Main Attractions of Palace


Let’s have a look at what’s there in Palace Premises




A dramatic three storied stone building of fine gray granite with deep pink marble domes dominated by a five-storied 145 ft tower with a gilded dome mounted by a single golden flag.

Designed by Henry Irwin, the Mysuru Palace is one of the finest achievements of Indo-Saracenic architecture, summing up many diverse themes that have played through Indian architecture over the centuries. Muslim designs and Rajput style combine with Gothic elements and indigenous materials in an exuberant display of grandeur.

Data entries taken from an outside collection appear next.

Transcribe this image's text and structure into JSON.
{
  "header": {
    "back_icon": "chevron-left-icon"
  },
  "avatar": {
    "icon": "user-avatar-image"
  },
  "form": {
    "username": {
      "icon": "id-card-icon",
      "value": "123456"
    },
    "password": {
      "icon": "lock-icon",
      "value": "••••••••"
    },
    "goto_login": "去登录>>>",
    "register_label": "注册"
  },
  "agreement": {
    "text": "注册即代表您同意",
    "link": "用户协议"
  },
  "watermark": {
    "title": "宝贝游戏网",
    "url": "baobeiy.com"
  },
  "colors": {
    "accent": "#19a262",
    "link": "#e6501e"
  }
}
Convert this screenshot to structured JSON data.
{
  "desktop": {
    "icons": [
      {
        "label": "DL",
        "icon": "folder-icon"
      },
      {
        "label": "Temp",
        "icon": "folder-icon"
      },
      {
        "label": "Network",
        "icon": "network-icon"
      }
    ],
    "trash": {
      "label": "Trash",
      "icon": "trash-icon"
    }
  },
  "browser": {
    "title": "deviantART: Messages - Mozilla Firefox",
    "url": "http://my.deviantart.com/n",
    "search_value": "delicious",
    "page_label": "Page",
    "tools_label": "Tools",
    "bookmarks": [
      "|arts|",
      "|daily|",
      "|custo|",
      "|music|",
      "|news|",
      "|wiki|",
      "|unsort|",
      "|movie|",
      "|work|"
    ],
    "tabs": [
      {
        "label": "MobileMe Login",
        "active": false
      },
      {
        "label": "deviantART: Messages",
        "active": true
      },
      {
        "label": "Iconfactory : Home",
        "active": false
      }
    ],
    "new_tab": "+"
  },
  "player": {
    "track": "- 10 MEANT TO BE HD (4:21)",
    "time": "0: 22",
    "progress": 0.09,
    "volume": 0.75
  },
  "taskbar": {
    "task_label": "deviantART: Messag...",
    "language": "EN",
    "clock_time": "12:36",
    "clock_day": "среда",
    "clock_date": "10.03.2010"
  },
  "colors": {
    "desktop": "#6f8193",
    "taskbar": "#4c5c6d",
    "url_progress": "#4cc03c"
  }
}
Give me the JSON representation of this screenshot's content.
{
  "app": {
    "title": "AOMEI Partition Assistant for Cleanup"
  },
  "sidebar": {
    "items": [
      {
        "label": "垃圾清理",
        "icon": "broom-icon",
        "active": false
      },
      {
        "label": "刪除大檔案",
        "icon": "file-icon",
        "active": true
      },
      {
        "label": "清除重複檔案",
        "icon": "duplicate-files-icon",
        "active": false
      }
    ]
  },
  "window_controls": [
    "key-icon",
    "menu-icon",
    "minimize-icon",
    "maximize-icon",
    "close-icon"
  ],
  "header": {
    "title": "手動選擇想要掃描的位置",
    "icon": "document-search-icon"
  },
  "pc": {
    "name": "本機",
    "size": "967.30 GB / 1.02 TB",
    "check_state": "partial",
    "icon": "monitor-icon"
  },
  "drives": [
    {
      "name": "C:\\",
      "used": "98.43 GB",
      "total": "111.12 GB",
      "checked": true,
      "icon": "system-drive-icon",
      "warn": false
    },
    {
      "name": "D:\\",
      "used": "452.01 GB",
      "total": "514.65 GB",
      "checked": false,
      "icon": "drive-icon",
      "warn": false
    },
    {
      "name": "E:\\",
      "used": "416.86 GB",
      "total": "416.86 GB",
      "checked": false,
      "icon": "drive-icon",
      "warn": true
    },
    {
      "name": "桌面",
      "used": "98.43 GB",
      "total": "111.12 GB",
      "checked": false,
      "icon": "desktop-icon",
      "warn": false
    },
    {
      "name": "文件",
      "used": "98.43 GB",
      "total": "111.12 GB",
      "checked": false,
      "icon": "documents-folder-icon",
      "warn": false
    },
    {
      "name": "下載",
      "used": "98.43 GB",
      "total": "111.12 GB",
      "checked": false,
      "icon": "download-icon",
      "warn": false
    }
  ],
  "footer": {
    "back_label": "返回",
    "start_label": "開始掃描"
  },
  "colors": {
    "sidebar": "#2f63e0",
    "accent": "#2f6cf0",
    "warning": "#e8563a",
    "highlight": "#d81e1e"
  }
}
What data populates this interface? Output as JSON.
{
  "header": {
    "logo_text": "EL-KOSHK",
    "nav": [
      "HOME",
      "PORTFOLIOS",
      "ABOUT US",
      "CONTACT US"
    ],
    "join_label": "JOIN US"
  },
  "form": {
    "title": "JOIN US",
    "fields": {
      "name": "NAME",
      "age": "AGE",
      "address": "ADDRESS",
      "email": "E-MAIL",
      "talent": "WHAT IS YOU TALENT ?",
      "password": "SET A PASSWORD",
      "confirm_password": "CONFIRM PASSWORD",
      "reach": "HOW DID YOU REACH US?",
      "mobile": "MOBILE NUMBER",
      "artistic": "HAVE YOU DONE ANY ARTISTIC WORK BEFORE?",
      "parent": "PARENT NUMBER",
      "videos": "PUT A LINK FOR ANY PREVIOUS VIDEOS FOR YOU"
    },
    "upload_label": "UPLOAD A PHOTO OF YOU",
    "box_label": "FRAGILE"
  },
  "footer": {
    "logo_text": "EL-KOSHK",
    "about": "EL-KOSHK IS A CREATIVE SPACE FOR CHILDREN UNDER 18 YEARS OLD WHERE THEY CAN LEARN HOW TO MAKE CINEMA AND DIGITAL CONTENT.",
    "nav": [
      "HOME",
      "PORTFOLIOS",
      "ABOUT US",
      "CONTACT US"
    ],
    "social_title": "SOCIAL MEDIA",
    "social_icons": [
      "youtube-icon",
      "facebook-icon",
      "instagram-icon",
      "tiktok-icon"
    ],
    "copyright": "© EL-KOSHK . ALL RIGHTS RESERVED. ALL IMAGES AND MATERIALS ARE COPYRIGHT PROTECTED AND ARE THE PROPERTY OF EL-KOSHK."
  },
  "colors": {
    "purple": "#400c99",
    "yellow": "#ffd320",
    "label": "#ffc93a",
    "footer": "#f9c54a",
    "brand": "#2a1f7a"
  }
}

The palace is set among meticulously laid gardens and has an intricately detailed elevation with a profusion of delicately curved arches, bow-like canopies, magnificent bay windows and columns in varied styles ranging from Byzantine to Hindu.
The striking façade has seven expansive arches and two smaller ones flanking the central arch, which is supported by tall pillars. Above the central arch is an impressive sculpture of Gajalakshmi – the Goddess of wealth with elephants.

The sumptuous interiors of the palace, in keeping with the grand exteriors, are replete with exquisitely carved doors, expansive pavilions, delicate chandeliers, exquisite stained glass ceilings and decorative frescoes depicting scenes from the Indian epics. An enduring reminder of the splendour of the Mysuru maharajas and a testament to the dexterity of the local artisans and craftsmen.



Ambavilasa or Diwan e khas


The Ambavilasa, a hall used by the king for private audience, is one of the most spectacular rooms of the palace.

Entry to this opulent hall is through an elegantly carved rosewood doorway inlaid with ivory that opens into a shrine to Ganesha.

The central knave of the hall has ornately gilded columns, stained glass ceilings, decorative steel grills, and chandeliers with fine floral motifs, mirrored in the pietra dura mosaic floor embellished with semi-precious stones.


Gombe Thotti (Doll’s Pavilion)


Entry to the palace is through the Gombe Thotti or the Doll’s Pavilion, a gallery of traditional dolls from the nineteenth and early twentieth centuries.

The pavilion also houses a fine collection of Indian and European sculpture and ceremonial objects like a wooden elephant howdah (frame to carry passengers) decorated with 84 kilograms of gold.

Other features of the Gombe Thotti are the seven canons which is situated in front of the Gombe Thotti and are still fired to mark the beginning and end of the annual Dasara procession.


Kalyana Mantapa


The Kalyana Mantapa or marriage hall is a grand octagonal-shaped pavilion with a multihued stained glass ceiling with peacock motifs arranged in geometrical patterns. The entire structure was wrought in Glasgow, Scotland.

The floor of the Mantapa continues the peacock theme with a peacock mosaic, designed with tiles from England.

The hall is lined with elaborately detailed oil paintings, illustrating the royal procession and Dasara celebrations of bygone years.


Public Darbar Hall


The Public Darbar Hall for public audience is 155 feet in length and 42 feet in breadth, with majestic bottle-shaped columns tastefully painted in pleasing colors. The hall contains a priceless collection of paintings by great Indian artists including Raja Ravivarma.

The hall opens into an expansive balcony supported by massive columns that has a fine view of the Chamundi Hills and parade grounds.


Royal Paintings


On the southern part of the Kalyana Mantapa is the portrait gallery. The focal points of the gallery are two portraits by Raja Ravivarma of the one year old child prince Krishnaraja Wodeyar IV. Considered national treasures the paintings also show fine examples of the traditional royal jewellery of the nineteenth century.

The portrait gallery also has two large portraits of King Edward VII and Queen Alexandra, by English artist Harold Speed. Other portraits of interest are a miniature of Krishnaraja Wodeyar III in water-colour and gold and an oil on canvas of Yuvaraja Narasimharaja Wodeyar by Felix Wecksler.

The portrait gallery also contains a fine selection of photographs from the nineteenth century, the most interesting being a large portrait of Krishnaraja Wodeyar III, consisting of thin bromide prints pasted on canvas, by palace photographer R. Vasu. Apart from this the Palace also houses innumerous examples of traditional Mysuru paintings. Artists of this school used locally available material for their paintings Subjects of the paintings include Hindu deities, courtly life, historic battles and scenes from the great Indian epics.